Missing some lower-ranked relevant documents is acceptable; TREC pooling balances coverage and cost effectively.
We continue to depend on domain experts to verify the actual relevance within the dataset. This procedure guarantees high-quality relevance assessments for the documents that are most likely to be significant.

By using TREC’s pooling strategy, we maintain the feasibility of our labeling tasks while retaining a high level of completeness. After defining the pool, these documents are input into our labeling tool for domain experts to evaluate.

Reducing Manual labelling effort

To minimize the burden of manual labeling, we implemented a solution based on GPT-4o. This approach utilizes the multi-modal capabilities of GPT-4o to analyze entire page content, including images, and assigns a relevancy score to each document.

Relevancy Scoring Process

Multi-Modal Document Review: GPT-4o can analyze both text and accompanying images or diagrams. By using an actual image (e.g., page 10 from a user manual) instead of only OCR-extracted text, it provides more context for ranking relevancy.

Relevancy scores (0–5): GPT-4o evaluates the relevance of each document/page on a scale from 0 to 5, with 5 being the highest relevance. This enables us to translate GPT-4o’s analysis into a numerical score.

Calibration Dataset and Score Threshold

To align GPT-4o’s scores with expert expectations, a subset (approximately 30% of the total set) is selected, and domain experts provide the correct answers (i.e., which documents/pages are relevant to each query). These calibrated results serve as a reference for GPT-4o’s predictions.

Finding The Right Score Threshold

By comparing the domain experts’ judgments from the calibration dataset with GPT-4o’s scores, a threshold is determined to capture most relevant documents. In our project, a score of 4 was chosen as it covers approximately 90% of the documents deemed relevant by the domain experts in the calibrated set. Specifically, documents with scores of 5 and 4 are considered relevant, while those with scores below 4 (3, 2, 1, and 0) are not considered relevant.

By setting a threshold, documents exceeding it are marked as “likely relevant,” requiring further review. Instead of reviewing thousands of documents, experts may only need to examine a few hundred, saving time and effort. This GPT-4o–based ranking step refined our TREC pooling approach and labeling workflow, reducing manual work while maintaining accuracy in our dataset.

Labeling Tool for Annotation

To improve efficiency and reduce errors in labeling for domain experts, we developed a labeling tool as a static website:

Inline Content Display: The tool presents the exact page content in the browser instead of just showing a filename and page number as shown in Figure 2. This feature helps save time and minimize context switching.

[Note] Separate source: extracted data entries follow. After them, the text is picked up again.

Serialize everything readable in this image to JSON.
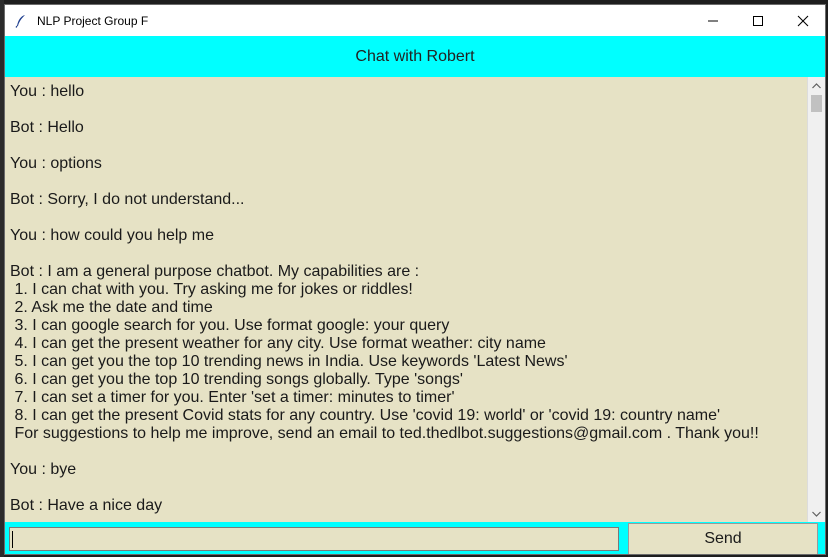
{
  "window": {
    "title": "NLP Project Group F",
    "icon": "feather-icon",
    "controls": [
      "minimize-icon",
      "maximize-icon",
      "close-icon"
    ]
  },
  "header": {
    "title": "Chat with Robert"
  },
  "chat": {
    "messages": [
      {
        "sender": "You",
        "text": "hello"
      },
      {
        "sender": "Bot",
        "text": "Hello"
      },
      {
        "sender": "You",
        "text": "options"
      },
      {
        "sender": "Bot",
        "text": "Sorry, I do not understand..."
      },
      {
        "sender": "You",
        "text": "how could you help me"
      },
      {
        "sender": "Bot",
        "text": "I am a general purpose chatbot. My capabilities are :\n 1. I can chat with you. Try asking me for jokes or riddles!\n 2. Ask me the date and time\n 3. I can google search for you. Use format google: your query\n 4. I can get the present weather for any city. Use format weather: city name\n 5. I can get you the top 10 trending news in India. Use keywords 'Latest News'\n 6. I can get you the top 10 trending songs globally. Type 'songs'\n 7. I can set a timer for you. Enter 'set a timer: minutes to timer'\n 8. I can get the present Covid stats for any country. Use 'covid 19: world' or 'covid 19: country name'\n For suggestions to help me improve, send an email to ted.thedlbot.suggestions@gmail.com . Thank you!!"
      },
      {
        "sender": "You",
        "text": "bye"
      },
      {
        "sender": "Bot",
        "text": "Have a nice day"
      }
    ]
  },
  "footer": {
    "input_value": "",
    "send_label": "Send"
  },
  "colors": {
    "accent": "#00ffff",
    "panel": "#e6e2c5"
  }
}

Relevance Scoring: Domain experts can assign a relevance score (e.g., 0, 1, etc.) directly on the displayed content, eliminating the need to manually open files or switch between Excel and a PDF viewer.

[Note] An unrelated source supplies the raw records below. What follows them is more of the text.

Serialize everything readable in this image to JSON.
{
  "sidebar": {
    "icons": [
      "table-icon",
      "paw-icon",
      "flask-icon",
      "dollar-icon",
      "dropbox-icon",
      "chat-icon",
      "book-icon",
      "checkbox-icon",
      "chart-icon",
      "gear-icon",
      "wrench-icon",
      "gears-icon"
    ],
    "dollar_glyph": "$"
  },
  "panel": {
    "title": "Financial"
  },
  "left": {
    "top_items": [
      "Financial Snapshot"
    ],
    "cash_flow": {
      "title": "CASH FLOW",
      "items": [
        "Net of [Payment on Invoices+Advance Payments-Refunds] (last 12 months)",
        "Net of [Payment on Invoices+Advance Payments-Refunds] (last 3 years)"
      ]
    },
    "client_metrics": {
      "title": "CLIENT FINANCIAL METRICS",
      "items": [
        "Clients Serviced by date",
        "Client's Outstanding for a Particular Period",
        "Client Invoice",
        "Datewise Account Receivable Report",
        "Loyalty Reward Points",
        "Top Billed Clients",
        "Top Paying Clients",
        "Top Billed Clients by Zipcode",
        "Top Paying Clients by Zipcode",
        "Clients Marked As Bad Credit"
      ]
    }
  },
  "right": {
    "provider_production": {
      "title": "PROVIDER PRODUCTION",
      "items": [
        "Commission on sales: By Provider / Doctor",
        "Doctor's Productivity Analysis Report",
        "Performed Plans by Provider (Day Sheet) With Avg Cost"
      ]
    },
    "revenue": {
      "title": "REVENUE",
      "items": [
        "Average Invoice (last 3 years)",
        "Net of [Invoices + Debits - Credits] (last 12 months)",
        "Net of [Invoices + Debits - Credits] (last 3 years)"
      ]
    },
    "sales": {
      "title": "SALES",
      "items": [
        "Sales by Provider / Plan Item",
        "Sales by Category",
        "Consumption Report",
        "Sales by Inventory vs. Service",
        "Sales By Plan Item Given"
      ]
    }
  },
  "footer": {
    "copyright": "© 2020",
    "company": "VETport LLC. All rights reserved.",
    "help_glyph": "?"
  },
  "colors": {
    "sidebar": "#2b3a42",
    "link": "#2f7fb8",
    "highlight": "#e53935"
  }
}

Export to QREL: Upon completion of labeling, the tool exports the judgments in the QREL format. The resulting file, which includes our queries and document IDs, is compatible with search evaluation tools like trec-eval. An example of this file is shown in Figure 2 below.

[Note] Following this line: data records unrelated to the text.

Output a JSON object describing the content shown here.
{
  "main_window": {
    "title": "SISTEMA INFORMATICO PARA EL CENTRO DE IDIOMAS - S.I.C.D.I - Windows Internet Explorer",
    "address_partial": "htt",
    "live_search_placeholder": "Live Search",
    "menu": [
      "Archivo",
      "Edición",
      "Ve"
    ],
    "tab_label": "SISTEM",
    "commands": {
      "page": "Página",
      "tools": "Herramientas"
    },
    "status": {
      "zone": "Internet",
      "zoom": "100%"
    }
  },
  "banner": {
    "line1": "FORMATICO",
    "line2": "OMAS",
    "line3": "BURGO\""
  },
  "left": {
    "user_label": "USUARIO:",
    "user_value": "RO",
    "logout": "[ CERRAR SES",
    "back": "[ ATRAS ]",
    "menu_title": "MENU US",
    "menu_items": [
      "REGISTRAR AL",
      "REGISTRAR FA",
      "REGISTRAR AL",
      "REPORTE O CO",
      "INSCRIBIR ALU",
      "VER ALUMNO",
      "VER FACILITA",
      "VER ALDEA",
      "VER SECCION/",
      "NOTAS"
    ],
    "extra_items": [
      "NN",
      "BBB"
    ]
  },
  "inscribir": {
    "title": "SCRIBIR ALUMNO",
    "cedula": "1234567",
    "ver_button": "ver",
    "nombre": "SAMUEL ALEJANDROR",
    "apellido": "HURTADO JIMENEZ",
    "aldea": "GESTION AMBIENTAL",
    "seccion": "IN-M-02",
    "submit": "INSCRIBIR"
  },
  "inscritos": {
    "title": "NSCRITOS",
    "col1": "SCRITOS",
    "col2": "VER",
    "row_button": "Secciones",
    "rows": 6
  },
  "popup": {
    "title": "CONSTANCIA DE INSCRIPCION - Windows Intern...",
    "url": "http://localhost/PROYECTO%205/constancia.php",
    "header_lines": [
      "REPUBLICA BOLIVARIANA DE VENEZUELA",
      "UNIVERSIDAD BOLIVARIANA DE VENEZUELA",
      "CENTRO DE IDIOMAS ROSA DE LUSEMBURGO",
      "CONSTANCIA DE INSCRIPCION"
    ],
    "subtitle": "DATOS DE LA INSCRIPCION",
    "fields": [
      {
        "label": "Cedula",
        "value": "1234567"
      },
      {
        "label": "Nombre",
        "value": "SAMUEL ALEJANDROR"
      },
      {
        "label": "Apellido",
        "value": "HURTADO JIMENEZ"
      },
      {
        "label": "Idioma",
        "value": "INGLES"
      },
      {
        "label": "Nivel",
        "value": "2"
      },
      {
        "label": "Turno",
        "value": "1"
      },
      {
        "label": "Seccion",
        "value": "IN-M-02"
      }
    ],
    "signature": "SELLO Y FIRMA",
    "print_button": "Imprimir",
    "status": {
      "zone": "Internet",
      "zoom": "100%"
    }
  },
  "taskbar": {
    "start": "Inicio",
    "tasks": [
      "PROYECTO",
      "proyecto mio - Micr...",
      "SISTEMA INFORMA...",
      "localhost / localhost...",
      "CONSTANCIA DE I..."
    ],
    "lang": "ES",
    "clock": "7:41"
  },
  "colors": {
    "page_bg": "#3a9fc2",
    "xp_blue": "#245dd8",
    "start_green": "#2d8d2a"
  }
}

The labeling tool and its documentation, including steps for generating document and query mapping files and launching the tool, are available at pdf-qrel-labeler.

Conclusion

The combination of TREC pooling, GPT-4o assisted ranking methodology and the use of the labeling tool have yielded significant results, highlighting both time savings and efficiency gains in the document labeling process.

References

TREC: Continuing Information Retrieval’s Tradition of Experimentation
Text Retrieval Conference (TREC) — the official website
trec_eval GitHub repository — a popular open-source library for evaluating retrieval systems
Multi-Drop Polling — RAD Data Communications/Pulse Supply. 2007.
Performance bounds for the effectiveness of pooling in multi-processing systems
Effectiveness of sample pooling strategies for diagnosis of SARS-CoV-2: Specimen pooling vs. RNA elutes pooling
Chowdhury, G. (2007), “TREC: Experiment and Evaluation in Information Retrieval”, Online Information Review, Vol. 31 №5, pp. 717–718.